Since going online three months ago, Red Shirt Farm co-owners Jim and Annie Schultz say their roof-mounted solar panels on the main barn generated more than 1,600 kilowatts of electricity, which helped power the barn, four incubator/hatchers and several greenhouses. One of those greenhouses is filled with rows of arugula, spinach and other fresh produce.
Going green also is earning green for the farm, Jim Schultz said.
"We have saved about 70 percent on our farm energy bills during one of our peak usage periods," he said, "and at a time when the panels aren't producing at the maximum."
Last November, the Schultzes received a $26,000 grant from the state's Agricultural Energy Grant Program, one of 38 statewide totaling $908,000.
The financial incentive is designed to improve energy efficiency in the commonwealth's agricultural industry. State agricultural officials expect the latest grant recipients to save more than $200,000 annually and reduce greenhouse gas emissions greater than 660 tons each year.
The farm aid program, established in 2009, has funded 240 renewable energy projects to the tune of $3.8 million.
Square Roots Farm erected a ground-mounted solar array using a $20,000 award from the state program. The panels produce electricity that eventually power the farm's chicken processing facility, Quonset hut and chicken brooder, which kept baby chicks toasty warm during the chill of early spring.
In the first full month of operation, the farm in March cut its electric bill in half compared with March 2017, according co-owners Michael Gallagher and his wife, Ashley Amsden.

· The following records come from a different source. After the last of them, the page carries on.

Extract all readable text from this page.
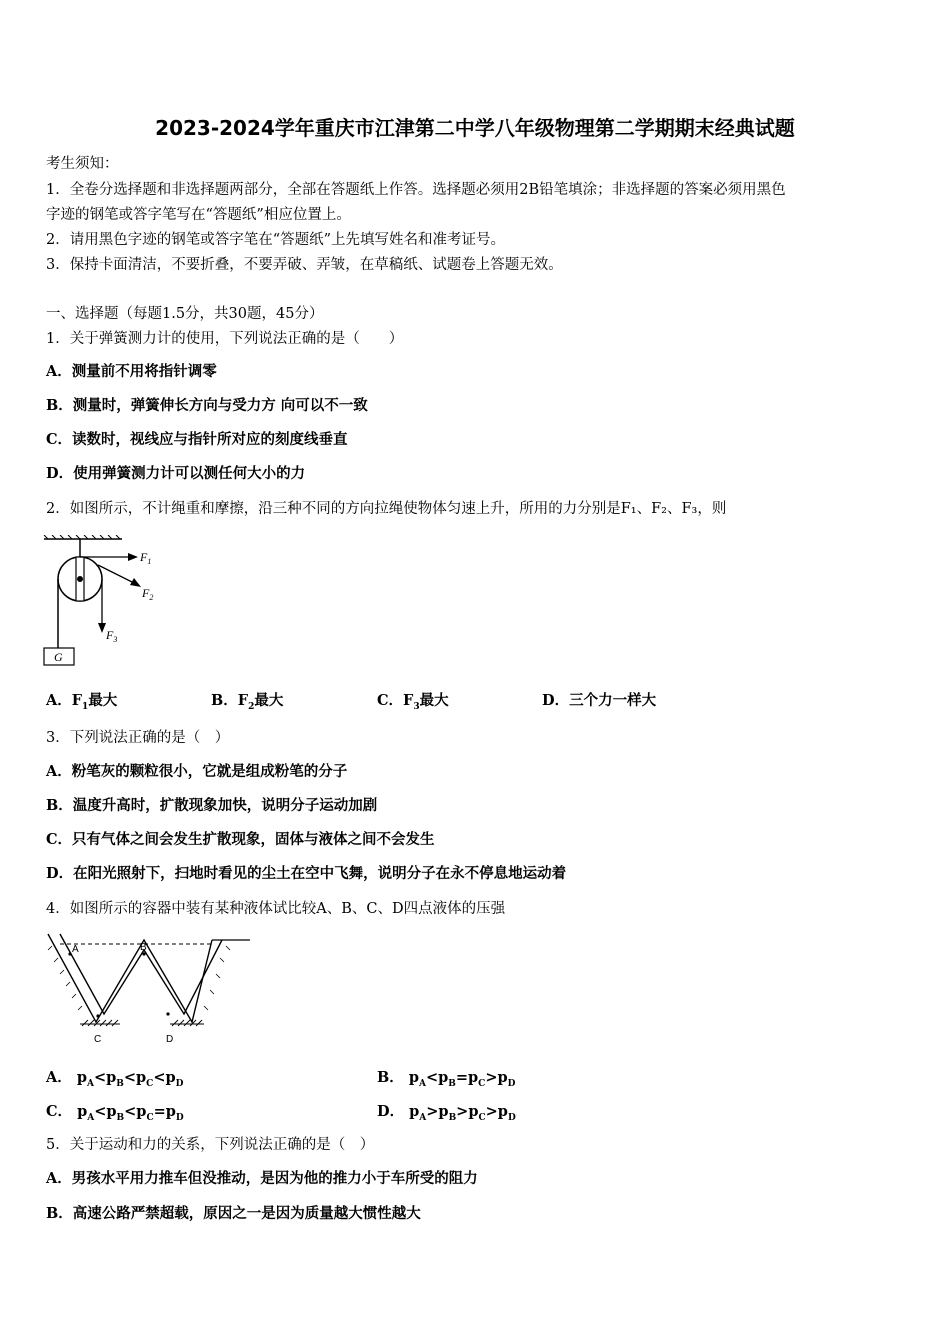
2023-2024学年重庆市江津第二中学八年级物理第二学期期末经典试题
考生须知：
1．全卷分选择题和非选择题两部分，全部在答题纸上作答。选择题必须用2B铅笔填涂；非选择题的答案必须用黑色
字迹的钢笔或答字笔写在“答题纸”相应位置上。
2．请用黑色字迹的钢笔或答字笔在“答题纸”上先填写姓名和准考证号。
3．保持卡面清洁，不要折叠，不要弄破、弄皱，在草稿纸、试题卷上答题无效。
一、选择题（每题1.5分，共30题，45分）
1．关于弹簧测力计的使用，下列说法正确的是（　　）
A．测量前不用将指针调零
B．测量时，弹簧伸长方向与受力方 向可以不一致
C．读数时，视线应与指针所对应的刻度线垂直
D．使用弹簧测力计可以测任何大小的力
2．如图所示，不计绳重和摩擦，沿三种不同的方向拉绳使物体匀速上升，所用的力分别是F₁、F₂、F₃，则
G
$F_1$
$F_2$
$F_3$
A．$F_1$最大	B．$F_2$最大	C．$F_3$最大	D．三个力一样大
3．下列说法正确的是（　）
A．粉笔灰的颗粒很小，它就是组成粉笔的分子
B．温度升高时，扩散现象加快，说明分子运动加剧
C．只有气体之间会发生扩散现象，固体与液体之间不会发生
D．在阳光照射下，扫地时看见的尘土在空中飞舞，说明分子在永不停息地运动着
4．如图所示的容器中装有某种液体试比较A、B、C、D四点液体的压强
A	B
C	D
A． $p_A<p_B<p_C<p_D$	B． $p_A<p_B=p_C>p_D$
C． $p_A<p_B<p_C=p_D$	D． $p_A>p_B>p_C>p_D$
5．关于运动和力的关系，下列说法正确的是（　）
A．男孩水平用力推车但没推动，是因为他的推力小于车所受的阻力
B．高速公路严禁超载，原因之一是因为质量越大惯性越大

"It's the lowest we've ever seen [our bill], and it should be negative by the summer solstice," Gallagher noted.
Ultimately, Gov. Charlie Baker sees that reduced agricultural energy expenses can benefit consumers.
"The ensured savings from clean energy projects can easily be reinvested into farms across the commonwealth and eventually lead to better products for consumers," he said in prepared remarks.